What’s called for in such circumstances and what the lady with the mic got, for the most part that evening, were obligatory variations on the themes of great night, great group, great contributions to music, etc. But then she pressed Smith with one of those questions, meant innocently enough, that constitutes a put-up-or-shut-up moment and places the interviewee irrevocably on the spot.
“What’s your favorite song by the Bar-Kays?” she asked. The fact is that not one person in 50 could give an easy answer to such a question. The Bar-Kays had started out a half-century earlier as the house band at the then-fledgling Stax-Volt, playing behind such greats as Otis Redding. Most of their original members perished along with Redding in a plane crash in 1967 (see page 34). Re-formed by two surviving members, the Bar-Kays went on to a long and industrious history, experiencing one of those busy chronologies familiar to durable music groups.
A favorite song? The question’s degree-of-difficulty was palpable, and Smith’s first reaction was that of a Candid Camera victim. “Aw, you’re not going to do that to me, are you?” Such, however, was not the fate of Bernal Smith on that night in 2016. After a few seconds of hesitation, he not only answered the question with several possibilities, each corresponding to a different phase of the Bar-Kays’ lengthy existence, but he re-enacted each of them in sequence, complete with appropriate dance moves and lyrics crooned more or less on pitch. It was a tour de force of performance art and, simultaneously, a brief course in an important moment of Memphis history.
By the time Bernal Smith passed in late October at the age of 45 — like the original Bar-Kays, way, way before his time — he had himself become a part of Memphis history. A Rhodes graduate but a true son of the city’s coming-to-dominance African-American community, he moved as easily in one culture as the other and was often one of the few dependable bridges between the two. His Rhodes degree, coupled with a later master’s in business administration from Union University, allowed him the prospect of entry into Memphis’ hard-core but still overwhelmingly white business community. After operating a financial-services business of his own, he would go on to become an assets manager at the Bank of Bartlett and a vice president of the Greater Memphis Chamber of Commerce. But “making it” was not the be-all and end-all of Bernal’s heart’s desire. He meant to elevate not only himself but the people he sprang from, and, beyond even that, the city itself, the whole of it.

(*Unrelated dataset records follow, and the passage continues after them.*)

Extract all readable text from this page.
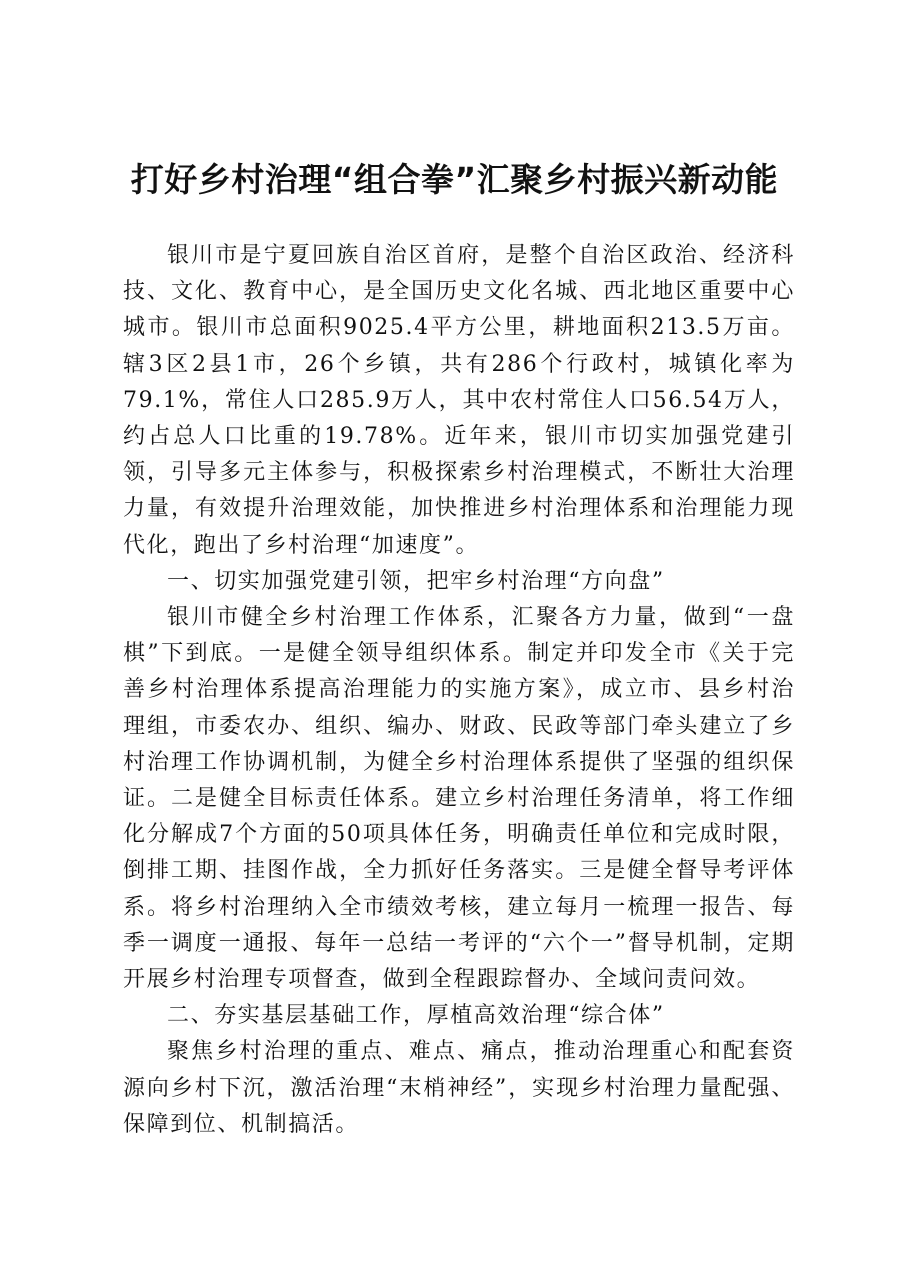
打好乡村治理“组合拳”汇聚乡村振兴新动能

银川市是宁夏回族自治区首府，是整个自治区政治、经济科技、文化、教育中心，是全国历史文化名城、西北地区重要中心城市。银川市总面积9025.4平方公里，耕地面积213.5万亩。辖3区2县1市，26个乡镇，共有286个行政村，城镇化率为79.1%，常住人口285.9万人，其中农村常住人口56.54万人，约占总人口比重的19.78%。近年来，银川市切实加强党建引领，引导多元主体参与，积极探索乡村治理模式，不断壮大治理力量，有效提升治理效能，加快推进乡村治理体系和治理能力现代化，跑出了乡村治理“加速度”。

一、切实加强党建引领，把牢乡村治理“方向盘”

银川市健全乡村治理工作体系，汇聚各方力量，做到“一盘棋”下到底。一是健全领导组织体系。制定并印发全市《关于完善乡村治理体系提高治理能力的实施方案》，成立市、县乡村治理组，市委农办、组织、编办、财政、民政等部门牵头建立了乡村治理工作协调机制，为健全乡村治理体系提供了坚强的组织保证。二是健全目标责任体系。建立乡村治理任务清单，将工作细化分解成7个方面的50项具体任务，明确责任单位和完成时限，倒排工期、挂图作战，全力抓好任务落实。三是健全督导考评体系。将乡村治理纳入全市绩效考核，建立每月一梳理一报告、每季一调度一通报、每年一总结一考评的“六个一”督导机制，定期开展乡村治理专项督查，做到全程跟踪督办、全域问责问效。

二、夯实基层基础工作，厚植高效治理“综合体”

聚焦乡村治理的重点、难点、痛点，推动治理重心和配套资源向乡村下沉，激活治理“末梢神经”，实现乡村治理力量配强、保障到位、机制搞活。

He was a prime mover in the re-creation of the Memphis Boys and Girls Clubs, an up-by-the-bootstraps complex of neighborhood organizations which Smith characterized with the Darwinian phrase “survival of the fittest.” Those clubs would produce a cadre of future community leaders who would be fit indeed. He continued in that vein as the president of 100 Black Men of Memphis, Inc., and ultimately, for the last four years, as the enterprising publisher of the Defender, which, through his aegis and for the first time in the history of that venerable news outlet for African Americans, became fully locally owned thereby. Smith launched crusades in his newspaper that will long survive him, such as a determined call for more black-owned businesses and initiatives on Beale Street, that end of the rainbow for so many authenticity-seeking tourists to Memphis.
His death occasioned not only an outpouring of grief but a general recognition, via a host of seriously proffered encomia from the city’s Who’s Who, among all parties that he was on a course that would eventually entitle him to membership in that group of Memphis pioneers who belong on the Mt. Rushmore of local memory, a leader who would become one of the logical answers to the red-carpet question of the future: Who really mattered here and made this city what it is?
Maybe he’s already one of those answers.